H. Ibeid, R. Yokota, and D. Keyes
International Journal of High Performance Computing Applications, (2015)
Exascale systems are predicted to have approximately one billion cores,
assuming Gigahertz cores. Limitations on affordable network topologies for
distributed memory systems of such massive scale bring new challenges to the
current parallel programing model. Currently, there are many efforts to
evaluate the hardware and software bottlenecks of exascale designs. There is
therefore an urgent need to model application performance and to understand
what changes need to be made to ensure extrapolated scalability. The fast
multipole method (FMM) was originally developed for accelerating N-body
problems in astrophysics and molecular dynamics, but has recently been extended
to a wider range of problems, including preconditioners for sparse linear
solvers. It's high arithmetic intensity combined with its linear complexity and
asynchronous communication patterns makes it a promising algorithm for exascale
systems.
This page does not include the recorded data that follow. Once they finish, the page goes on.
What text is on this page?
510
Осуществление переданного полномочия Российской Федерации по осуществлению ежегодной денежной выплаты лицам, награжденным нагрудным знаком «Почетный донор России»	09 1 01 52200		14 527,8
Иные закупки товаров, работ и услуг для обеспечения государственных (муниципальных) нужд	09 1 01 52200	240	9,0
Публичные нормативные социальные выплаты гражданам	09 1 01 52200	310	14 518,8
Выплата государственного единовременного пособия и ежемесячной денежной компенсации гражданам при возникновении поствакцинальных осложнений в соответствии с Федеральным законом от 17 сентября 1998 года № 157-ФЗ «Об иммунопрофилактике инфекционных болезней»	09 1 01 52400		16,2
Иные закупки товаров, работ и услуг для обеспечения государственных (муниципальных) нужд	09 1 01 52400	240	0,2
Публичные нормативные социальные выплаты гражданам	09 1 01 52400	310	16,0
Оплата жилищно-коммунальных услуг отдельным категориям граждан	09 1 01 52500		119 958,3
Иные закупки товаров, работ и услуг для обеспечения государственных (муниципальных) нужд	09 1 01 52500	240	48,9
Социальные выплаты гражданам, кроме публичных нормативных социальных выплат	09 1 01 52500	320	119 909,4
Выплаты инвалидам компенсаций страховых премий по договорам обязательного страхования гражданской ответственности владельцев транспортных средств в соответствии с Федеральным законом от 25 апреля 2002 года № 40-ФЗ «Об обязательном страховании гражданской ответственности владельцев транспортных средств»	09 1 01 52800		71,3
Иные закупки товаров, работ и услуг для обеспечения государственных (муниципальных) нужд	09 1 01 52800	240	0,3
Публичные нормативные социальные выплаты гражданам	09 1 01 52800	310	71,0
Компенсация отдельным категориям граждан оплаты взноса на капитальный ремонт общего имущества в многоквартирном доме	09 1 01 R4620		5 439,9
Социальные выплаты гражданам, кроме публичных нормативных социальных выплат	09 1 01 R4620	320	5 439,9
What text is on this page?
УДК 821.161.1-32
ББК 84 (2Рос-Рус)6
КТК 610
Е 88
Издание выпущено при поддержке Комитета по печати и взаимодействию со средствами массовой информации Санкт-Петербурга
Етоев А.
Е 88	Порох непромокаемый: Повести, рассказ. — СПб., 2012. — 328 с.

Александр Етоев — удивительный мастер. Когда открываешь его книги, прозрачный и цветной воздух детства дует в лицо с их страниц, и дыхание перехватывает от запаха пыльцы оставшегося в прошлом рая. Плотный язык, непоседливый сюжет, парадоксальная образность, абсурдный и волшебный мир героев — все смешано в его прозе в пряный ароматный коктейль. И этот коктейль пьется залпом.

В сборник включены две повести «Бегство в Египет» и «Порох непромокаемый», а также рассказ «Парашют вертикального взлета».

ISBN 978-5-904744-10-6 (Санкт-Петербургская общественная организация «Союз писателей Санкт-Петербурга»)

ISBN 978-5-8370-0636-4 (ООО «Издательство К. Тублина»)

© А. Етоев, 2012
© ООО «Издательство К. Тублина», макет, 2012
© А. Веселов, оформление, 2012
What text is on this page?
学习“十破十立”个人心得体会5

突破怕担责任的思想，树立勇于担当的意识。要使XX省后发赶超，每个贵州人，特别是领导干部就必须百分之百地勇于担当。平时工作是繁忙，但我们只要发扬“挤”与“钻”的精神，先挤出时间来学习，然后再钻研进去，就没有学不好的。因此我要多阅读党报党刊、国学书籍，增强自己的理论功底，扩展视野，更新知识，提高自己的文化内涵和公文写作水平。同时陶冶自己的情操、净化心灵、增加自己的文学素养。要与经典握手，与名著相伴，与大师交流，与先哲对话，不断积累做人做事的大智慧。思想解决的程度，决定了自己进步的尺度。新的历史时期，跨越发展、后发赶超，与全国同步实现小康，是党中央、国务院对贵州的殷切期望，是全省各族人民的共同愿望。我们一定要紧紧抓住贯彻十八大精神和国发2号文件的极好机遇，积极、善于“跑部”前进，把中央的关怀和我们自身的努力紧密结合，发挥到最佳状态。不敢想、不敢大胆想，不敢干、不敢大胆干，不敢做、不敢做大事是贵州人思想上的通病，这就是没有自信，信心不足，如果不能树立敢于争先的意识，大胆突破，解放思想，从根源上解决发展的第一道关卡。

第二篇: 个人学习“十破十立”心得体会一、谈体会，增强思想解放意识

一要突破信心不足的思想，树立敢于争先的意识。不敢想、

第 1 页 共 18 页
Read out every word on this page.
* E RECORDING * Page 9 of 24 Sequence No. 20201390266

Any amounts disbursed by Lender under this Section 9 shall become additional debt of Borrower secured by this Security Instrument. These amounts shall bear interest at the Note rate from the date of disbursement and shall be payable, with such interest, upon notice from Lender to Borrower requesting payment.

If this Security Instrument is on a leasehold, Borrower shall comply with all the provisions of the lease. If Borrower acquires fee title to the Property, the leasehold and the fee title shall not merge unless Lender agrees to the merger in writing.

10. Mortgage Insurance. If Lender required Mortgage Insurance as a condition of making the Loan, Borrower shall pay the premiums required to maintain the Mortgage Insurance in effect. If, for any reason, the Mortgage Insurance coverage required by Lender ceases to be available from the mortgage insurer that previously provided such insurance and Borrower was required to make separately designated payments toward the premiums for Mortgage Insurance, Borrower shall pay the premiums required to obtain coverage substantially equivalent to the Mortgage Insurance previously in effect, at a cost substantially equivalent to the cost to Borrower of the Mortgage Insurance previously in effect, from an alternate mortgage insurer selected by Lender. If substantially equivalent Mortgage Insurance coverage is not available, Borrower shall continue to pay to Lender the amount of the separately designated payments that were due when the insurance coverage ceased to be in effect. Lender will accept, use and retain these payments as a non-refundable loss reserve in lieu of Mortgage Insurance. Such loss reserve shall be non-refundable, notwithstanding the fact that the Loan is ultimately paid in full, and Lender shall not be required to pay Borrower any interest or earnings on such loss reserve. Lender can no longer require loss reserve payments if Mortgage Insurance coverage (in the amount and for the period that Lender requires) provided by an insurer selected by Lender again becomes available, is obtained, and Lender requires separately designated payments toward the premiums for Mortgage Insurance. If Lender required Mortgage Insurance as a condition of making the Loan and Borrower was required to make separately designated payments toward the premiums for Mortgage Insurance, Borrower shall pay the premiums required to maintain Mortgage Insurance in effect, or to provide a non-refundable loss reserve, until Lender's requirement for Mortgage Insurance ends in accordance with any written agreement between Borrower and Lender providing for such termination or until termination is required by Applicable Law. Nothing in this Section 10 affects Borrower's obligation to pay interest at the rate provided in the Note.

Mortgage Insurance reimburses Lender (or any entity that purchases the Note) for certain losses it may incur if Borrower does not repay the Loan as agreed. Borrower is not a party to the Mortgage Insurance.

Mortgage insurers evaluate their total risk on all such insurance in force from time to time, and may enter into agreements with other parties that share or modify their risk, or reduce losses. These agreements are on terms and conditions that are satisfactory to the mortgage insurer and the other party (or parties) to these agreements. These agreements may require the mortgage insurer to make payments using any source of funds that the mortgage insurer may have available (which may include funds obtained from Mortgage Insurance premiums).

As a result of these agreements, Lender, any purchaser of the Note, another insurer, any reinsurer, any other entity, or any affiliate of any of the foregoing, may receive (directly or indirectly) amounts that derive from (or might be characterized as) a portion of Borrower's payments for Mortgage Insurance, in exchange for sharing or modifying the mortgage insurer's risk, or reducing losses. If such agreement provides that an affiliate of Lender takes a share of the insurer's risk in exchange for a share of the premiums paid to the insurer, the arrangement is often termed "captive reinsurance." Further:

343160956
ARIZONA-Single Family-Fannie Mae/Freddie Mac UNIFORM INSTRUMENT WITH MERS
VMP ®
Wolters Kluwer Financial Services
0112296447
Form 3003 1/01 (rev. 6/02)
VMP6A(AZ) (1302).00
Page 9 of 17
In this paper, we discuss the challenges for FMM on current parallel
computers and future exascale architectures, with a focus on inter-node
communication. We develop a performance model that considers the communication
patterns of the FMM, and observe a good match between our model and the actual
communication time, when latency, bandwidth, network topology, and multi-core
penalties are all taken into account. To our knowledge, this is the first
formal characterization of inter-node communication in FMM, which validates the
model against actual measurements of communication time.